When exposure is performed, the deflection position of an electron beam is changed by a deflector. At this time, since the deflector is given a signal corresponding to a deflection amount, there is a settlement wait time until the electron beam settles at a deflected position.
In general, an exposure region is divided into multiple subfields. A deflection amount is fixed such that a deflection position by a main deflector is around the center of one subfield. A voltage corresponding to exposure data is applied to a sub-deflector. Thus, a pattern within the subfield is drawn. Exposure is performed at high speed by reducing the frequency of deflections by the main deflector, which requires a long settlement wait time, as described above.
As a technique for reducing a settlement wait time, for example, Japanese Patent Application Publication No. 2004-72123 describes a technique of reducing an apparent settlement wait time to approximately 3 μs in deflection by a main deflector by detecting a difference between main deflection data and a voltage actually applied to the main deflector, and applying this difference to a feedback deflector.
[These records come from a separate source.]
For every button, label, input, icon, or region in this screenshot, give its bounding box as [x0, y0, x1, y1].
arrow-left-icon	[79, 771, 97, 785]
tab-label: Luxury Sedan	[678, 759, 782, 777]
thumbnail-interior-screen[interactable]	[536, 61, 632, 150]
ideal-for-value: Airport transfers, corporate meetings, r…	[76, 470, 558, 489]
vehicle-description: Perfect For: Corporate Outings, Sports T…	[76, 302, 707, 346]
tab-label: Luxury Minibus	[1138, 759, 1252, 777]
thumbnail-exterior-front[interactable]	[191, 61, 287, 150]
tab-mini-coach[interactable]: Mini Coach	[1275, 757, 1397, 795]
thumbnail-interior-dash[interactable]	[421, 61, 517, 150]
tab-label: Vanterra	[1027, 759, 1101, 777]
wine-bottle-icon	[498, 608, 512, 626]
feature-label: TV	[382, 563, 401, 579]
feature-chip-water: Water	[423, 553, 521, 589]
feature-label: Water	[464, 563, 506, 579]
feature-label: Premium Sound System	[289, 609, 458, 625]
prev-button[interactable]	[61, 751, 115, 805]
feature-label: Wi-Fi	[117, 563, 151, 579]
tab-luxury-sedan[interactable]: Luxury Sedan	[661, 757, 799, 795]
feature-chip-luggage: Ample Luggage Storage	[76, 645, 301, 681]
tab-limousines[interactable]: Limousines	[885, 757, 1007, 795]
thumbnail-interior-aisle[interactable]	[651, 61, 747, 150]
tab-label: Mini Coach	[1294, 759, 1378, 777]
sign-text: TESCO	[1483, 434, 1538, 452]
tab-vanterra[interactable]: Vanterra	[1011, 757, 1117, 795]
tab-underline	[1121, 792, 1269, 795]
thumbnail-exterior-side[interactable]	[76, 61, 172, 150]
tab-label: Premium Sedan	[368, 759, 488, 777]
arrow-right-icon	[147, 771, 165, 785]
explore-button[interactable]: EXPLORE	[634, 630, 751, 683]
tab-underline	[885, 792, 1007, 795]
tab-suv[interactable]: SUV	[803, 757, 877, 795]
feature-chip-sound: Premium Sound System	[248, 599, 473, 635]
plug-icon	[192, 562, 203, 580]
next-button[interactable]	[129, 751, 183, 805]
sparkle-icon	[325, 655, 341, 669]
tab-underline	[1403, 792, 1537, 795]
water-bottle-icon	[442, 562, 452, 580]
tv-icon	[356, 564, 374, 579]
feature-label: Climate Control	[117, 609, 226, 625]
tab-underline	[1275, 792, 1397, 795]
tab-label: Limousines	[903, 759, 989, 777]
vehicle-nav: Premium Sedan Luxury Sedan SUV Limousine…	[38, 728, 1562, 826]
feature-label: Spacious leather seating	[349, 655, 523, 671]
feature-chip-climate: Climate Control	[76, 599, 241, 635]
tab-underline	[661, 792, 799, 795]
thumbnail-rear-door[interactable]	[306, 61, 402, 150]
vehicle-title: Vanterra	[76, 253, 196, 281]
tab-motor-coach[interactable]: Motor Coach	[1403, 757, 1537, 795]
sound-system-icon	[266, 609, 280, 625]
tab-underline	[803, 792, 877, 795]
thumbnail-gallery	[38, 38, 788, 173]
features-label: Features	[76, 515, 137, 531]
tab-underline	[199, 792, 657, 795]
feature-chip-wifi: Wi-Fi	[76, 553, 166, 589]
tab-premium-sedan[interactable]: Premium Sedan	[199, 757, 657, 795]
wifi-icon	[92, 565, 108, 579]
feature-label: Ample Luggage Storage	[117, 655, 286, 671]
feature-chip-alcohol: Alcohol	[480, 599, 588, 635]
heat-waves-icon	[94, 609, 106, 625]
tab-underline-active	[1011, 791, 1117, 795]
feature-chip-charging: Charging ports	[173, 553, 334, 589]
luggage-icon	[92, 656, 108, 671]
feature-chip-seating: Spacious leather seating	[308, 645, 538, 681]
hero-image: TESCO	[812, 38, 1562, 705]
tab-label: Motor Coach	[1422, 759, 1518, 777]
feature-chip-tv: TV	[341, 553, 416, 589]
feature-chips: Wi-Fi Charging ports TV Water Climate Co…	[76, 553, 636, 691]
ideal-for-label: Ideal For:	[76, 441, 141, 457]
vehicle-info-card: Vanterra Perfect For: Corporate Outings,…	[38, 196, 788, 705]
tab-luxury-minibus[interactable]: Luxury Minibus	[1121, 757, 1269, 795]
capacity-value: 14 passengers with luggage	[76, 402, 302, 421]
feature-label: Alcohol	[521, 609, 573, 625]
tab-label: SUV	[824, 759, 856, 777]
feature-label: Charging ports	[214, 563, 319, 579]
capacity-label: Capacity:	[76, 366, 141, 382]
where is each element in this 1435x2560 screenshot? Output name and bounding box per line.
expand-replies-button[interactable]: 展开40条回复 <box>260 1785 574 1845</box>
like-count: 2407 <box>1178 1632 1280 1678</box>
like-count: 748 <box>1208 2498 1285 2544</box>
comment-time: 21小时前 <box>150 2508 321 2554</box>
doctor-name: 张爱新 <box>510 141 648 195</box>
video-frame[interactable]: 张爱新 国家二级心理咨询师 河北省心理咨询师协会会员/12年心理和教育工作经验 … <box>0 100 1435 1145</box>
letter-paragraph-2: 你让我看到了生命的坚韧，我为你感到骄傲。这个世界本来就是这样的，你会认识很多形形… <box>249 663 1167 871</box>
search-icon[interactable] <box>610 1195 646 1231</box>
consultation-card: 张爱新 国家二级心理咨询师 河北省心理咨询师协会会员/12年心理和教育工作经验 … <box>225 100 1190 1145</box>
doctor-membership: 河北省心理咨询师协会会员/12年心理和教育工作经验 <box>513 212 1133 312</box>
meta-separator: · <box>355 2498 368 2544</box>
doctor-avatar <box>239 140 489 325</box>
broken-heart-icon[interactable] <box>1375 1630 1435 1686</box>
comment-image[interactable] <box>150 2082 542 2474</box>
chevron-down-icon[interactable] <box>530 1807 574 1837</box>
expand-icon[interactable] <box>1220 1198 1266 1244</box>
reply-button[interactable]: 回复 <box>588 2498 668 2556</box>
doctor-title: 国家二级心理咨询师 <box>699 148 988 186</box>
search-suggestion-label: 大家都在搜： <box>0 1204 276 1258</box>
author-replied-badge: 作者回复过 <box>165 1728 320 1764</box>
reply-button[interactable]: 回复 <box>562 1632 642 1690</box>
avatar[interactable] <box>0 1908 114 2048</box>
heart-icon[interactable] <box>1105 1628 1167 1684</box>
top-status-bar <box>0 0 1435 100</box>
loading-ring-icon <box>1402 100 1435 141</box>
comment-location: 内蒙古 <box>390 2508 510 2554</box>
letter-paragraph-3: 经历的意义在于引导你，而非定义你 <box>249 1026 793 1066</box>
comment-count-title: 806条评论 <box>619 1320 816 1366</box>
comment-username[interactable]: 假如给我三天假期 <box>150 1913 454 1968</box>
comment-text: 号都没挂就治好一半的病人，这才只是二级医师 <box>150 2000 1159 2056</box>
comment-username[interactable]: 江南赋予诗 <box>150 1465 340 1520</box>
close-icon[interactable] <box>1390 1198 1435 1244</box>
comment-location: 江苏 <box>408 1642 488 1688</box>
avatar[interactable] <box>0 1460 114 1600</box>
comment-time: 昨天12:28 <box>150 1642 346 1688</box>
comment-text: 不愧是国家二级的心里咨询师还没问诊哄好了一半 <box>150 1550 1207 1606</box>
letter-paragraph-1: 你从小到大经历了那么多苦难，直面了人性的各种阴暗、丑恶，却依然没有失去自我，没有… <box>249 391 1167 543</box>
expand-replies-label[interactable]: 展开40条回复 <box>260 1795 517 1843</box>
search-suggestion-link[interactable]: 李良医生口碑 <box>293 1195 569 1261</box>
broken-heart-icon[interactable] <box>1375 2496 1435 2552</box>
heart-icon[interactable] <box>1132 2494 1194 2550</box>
As described above, the throughput of drawing is improved by using character projection lithography or a variable rectangular beam. The throughput can be further improved by using multiple columns at the same time.
Moreover, even when there is a settlement wait time after electron beam deflection, the overall throughput of processing can also be improved by increasing the size of a beam to be applied using character projection lithography or a variable rectangular beam.
However, as the size of the beam increases, the scattering of electrons in the beam increases due to Coulomb effects, and the difficulty of high-accuracy drawing increases. Accordingly, a drawing pattern requiring high accuracy must be drawn with the size of the beam reduced. Thus, it is difficult to improve processing speed.
Further, there are device patterns for various uses such as gate portions of transistors and interconnections. Respective accuracies required for device patterns are not necessarily uniformly equal to each other. If all device patterns are drawn with an accuracy for device patterns requiring high accuracy, high-accuracy drawing can be performed overall, but, on the other hand, it will become difficult to improve processing speed.